Atretes shut his eyes tightly so he wouldn’t have to watch his wife drowning with his friend. “Lord Jesus, God of mercy,” he moaned, as men shouted. He heard Rud choking and crying out for help.
The men pulled and pulled and then fell back as the rope was released.
Silence fell, and then another scream rent the air, a woman’s scream.
“Look!” Freyja pointed, her face draining of all color. “Look! Do you see?”
Restraining hands dropped from Atretes as Chatti warriors cried out and fled or fell upon their faces in terror. Uttering a moaning wail, Anomia stared and still could not believe. And then fear such as she had never known filled her and she ran wildly, disappearing into the shadows of the forest.
“He brought me up out of the pit of destruction, out of the miry clay, and he set my feet upon a rock, making my footsteps firm.”
Rizpah kept walking until she was twenty feet beyond the place where Rud had sunk into the bog, and there she stood, in the middle of the bog, as though on solid ground.
Beside her was a man, tall and powerful, shimmering with radiant white.
The sun rose brilliantly behind Rizpah, and for an instant Atretes wondered if he had gone mad and was imagining what he thought he saw. “Rizpah!” he cried out, throwing his hand up to shield his eyes from the brightness, unable to see her. “Rizpah!”
Then suddenly, he saw her again. She was running toward him, the dazzling light still at her back. He met her at the edge of the bog and caught her in his arms, pulling her close, holding her tightly against him. He buried his face in the curve of her neck, his hands covering her shaven head, his legs buckling. She went to her knees with him.
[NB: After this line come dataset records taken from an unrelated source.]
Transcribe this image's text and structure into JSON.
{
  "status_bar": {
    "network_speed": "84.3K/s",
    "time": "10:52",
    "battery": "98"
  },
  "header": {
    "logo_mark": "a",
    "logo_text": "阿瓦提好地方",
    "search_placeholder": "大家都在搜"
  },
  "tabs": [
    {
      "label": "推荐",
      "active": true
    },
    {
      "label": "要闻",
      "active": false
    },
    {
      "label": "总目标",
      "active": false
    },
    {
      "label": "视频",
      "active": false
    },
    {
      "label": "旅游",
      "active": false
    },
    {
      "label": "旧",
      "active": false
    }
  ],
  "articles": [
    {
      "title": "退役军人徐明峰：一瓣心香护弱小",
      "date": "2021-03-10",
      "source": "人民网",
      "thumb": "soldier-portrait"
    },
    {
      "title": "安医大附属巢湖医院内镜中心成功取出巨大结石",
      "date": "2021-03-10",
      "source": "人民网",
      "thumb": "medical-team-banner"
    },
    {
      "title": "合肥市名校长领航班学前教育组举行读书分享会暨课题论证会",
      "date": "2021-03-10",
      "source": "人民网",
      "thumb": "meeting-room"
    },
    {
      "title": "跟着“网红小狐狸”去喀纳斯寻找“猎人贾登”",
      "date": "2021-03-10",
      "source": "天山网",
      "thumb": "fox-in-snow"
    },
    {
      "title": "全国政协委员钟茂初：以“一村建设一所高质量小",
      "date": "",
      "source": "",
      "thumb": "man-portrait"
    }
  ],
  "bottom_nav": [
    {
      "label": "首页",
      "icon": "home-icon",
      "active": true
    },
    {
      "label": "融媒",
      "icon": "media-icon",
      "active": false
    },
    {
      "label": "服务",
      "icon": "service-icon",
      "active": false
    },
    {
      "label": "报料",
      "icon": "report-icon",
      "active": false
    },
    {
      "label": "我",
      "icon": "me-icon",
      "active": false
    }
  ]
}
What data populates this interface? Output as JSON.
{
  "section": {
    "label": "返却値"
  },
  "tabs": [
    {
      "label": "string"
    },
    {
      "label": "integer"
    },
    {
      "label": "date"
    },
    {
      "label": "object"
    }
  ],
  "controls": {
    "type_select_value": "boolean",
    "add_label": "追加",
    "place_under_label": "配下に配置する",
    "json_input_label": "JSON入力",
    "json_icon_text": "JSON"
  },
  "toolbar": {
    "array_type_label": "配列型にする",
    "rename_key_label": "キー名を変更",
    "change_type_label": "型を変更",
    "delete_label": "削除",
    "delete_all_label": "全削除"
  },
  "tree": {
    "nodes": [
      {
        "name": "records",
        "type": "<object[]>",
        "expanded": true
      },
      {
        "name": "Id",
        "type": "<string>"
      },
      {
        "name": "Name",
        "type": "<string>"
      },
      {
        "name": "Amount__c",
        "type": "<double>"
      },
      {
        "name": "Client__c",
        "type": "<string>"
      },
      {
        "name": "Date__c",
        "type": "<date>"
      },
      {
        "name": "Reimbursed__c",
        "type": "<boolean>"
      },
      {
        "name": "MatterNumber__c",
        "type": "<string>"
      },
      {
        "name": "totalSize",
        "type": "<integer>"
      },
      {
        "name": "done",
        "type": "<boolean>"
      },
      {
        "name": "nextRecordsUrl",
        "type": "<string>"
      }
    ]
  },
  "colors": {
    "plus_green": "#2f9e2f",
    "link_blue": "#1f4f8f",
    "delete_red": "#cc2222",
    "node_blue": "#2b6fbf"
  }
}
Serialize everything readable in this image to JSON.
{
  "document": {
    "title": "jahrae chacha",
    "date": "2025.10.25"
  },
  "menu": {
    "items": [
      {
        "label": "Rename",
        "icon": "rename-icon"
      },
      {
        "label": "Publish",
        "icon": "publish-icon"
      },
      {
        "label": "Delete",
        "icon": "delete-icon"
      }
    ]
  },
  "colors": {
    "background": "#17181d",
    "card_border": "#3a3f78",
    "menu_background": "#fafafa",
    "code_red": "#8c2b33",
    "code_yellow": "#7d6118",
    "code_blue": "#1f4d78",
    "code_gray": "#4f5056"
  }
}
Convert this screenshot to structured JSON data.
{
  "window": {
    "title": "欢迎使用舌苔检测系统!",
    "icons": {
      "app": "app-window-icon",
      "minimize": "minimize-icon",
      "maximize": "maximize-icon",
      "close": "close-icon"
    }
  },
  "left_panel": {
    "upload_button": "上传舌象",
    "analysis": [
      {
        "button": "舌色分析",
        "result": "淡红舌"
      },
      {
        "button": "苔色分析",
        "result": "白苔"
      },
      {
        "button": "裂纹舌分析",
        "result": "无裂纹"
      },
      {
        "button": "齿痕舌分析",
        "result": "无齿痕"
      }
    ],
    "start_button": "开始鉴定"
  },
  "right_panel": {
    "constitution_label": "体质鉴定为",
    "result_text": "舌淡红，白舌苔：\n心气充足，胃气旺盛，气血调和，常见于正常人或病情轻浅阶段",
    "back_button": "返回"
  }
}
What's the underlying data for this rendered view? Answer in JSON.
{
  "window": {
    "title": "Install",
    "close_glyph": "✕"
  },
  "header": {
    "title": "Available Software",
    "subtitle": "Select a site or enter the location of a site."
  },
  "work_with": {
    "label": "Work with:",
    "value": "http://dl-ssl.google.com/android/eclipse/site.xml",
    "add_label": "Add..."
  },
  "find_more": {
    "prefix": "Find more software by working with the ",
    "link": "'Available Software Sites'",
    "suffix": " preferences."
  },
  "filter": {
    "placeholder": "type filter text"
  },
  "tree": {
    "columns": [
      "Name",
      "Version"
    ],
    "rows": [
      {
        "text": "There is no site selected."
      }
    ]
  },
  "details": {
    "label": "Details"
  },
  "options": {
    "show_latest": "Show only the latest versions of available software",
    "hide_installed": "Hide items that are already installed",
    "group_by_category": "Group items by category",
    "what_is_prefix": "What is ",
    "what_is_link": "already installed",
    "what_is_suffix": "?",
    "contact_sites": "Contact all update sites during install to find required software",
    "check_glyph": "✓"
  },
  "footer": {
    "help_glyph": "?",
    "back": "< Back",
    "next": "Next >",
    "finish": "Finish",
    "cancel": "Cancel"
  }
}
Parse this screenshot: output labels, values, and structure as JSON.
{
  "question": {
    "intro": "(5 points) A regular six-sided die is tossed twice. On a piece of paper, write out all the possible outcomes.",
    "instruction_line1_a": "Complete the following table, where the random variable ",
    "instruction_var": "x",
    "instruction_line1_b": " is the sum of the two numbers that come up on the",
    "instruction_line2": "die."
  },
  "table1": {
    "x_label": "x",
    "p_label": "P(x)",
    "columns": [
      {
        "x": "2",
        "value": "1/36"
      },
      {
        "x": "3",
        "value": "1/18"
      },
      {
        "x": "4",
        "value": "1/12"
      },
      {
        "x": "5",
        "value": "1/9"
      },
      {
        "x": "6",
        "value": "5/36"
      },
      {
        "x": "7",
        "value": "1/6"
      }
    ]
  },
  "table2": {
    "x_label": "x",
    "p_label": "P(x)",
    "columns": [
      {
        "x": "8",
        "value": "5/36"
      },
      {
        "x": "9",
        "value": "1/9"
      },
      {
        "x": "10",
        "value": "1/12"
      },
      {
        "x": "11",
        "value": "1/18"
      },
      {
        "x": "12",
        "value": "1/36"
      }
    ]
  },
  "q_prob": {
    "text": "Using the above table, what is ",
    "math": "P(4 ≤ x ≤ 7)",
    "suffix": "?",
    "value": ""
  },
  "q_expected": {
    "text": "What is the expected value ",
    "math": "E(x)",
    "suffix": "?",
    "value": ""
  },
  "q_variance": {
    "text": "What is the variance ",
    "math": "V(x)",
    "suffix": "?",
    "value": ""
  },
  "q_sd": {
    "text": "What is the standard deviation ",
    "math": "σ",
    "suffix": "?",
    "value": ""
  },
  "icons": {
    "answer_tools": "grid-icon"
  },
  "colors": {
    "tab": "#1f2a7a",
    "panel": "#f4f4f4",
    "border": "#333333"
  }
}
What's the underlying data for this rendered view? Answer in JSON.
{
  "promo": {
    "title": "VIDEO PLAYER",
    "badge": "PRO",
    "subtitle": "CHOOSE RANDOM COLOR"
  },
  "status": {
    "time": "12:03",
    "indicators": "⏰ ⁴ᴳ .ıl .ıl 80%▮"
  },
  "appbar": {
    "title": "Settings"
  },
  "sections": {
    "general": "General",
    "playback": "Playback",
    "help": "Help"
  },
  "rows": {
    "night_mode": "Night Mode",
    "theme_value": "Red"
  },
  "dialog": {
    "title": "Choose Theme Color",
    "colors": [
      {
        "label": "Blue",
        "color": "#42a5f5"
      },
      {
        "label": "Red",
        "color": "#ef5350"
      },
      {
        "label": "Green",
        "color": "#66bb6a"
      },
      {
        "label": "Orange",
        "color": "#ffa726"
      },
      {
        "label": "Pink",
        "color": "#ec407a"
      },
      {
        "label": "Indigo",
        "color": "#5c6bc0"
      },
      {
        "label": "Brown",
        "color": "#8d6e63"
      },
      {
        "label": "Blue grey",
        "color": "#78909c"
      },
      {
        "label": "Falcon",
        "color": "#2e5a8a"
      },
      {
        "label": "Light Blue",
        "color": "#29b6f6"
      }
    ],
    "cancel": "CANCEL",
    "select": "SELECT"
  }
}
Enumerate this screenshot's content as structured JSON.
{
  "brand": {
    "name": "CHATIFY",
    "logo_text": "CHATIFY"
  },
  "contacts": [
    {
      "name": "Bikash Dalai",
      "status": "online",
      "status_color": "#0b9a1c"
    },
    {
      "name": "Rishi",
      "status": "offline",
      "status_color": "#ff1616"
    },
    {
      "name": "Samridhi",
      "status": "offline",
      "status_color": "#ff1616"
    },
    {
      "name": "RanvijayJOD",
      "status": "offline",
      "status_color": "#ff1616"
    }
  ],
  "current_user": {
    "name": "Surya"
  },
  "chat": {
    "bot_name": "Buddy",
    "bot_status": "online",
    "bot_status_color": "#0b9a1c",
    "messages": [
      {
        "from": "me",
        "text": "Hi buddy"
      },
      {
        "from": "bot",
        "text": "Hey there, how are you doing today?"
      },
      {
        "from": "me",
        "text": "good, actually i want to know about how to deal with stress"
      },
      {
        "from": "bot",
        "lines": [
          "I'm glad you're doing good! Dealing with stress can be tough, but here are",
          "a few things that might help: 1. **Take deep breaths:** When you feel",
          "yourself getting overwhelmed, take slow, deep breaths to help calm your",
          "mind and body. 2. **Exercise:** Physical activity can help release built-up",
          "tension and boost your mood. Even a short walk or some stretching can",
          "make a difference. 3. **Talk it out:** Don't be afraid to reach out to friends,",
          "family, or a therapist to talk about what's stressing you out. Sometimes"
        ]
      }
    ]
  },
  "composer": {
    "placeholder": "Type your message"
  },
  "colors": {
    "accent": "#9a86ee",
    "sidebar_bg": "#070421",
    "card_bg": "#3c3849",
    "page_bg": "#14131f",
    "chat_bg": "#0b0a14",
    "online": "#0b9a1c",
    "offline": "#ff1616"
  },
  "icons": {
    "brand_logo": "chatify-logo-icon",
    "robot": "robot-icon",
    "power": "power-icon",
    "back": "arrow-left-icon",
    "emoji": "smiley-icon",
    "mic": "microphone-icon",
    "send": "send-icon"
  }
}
Shaking violently, eyes wide, Herigast stared out into the swamp. Sunlight streamed through the distant trees, almost blinding him. He realized he was shouting and crying and laughing all at the same time. The white light faded into softer colors of morning.
Rolf rose from the ground where he had prostrated himself. The few who had remained rose with him. Most had run away.
Atretes rose, drawing his wife up with him. “Jesus is Lord!” he said, a joyous conviction ringing in his voice that hadn’t been there before. The sound of it echoed through the forest, driving back the darkness. “He is Lord of the heavens and the earth and all that is within it. Bless his holy name!”
“Bless his holy name,” Herigast said, awed, heart still pounding.
Trembling, Freyja rose from the ground where she had prostrated herself. She fumbled with the amber talisman bearing the runes of Tiwaz, removing it from around her neck. With a soft cry, she flung the pendant far out into the bog and watched it quickly sink from her sight. The fear and despair that had so often held her captive melted away.
Rolf waited, uncertain. Not until Atretes turned and looked at him would he would know whether he lived or died. In either case, so be it. Atretes released Rizpah and turned. When he let his wife go and walked toward him, Rolf lowered his eyes, feeling the heavy purpose in each step that brought Atretes nearer.
“Forgive me,” Atretes said hoarsely. “I was a fool.”
Rolf’s head came up. Tears filled his eyes. “Less than I.”
Atretes gripped the younger man’s shoulder. “It seems to be the failing in all men.”
“We must tell the others!” Freyja said, face shining.
But someone else had reached them first.
Marta burst from the forest, thrusting Caleb and clothing in Rizpah’s arms. “You must go. Take her quickly, Atretes, or they’ll kill you, too.”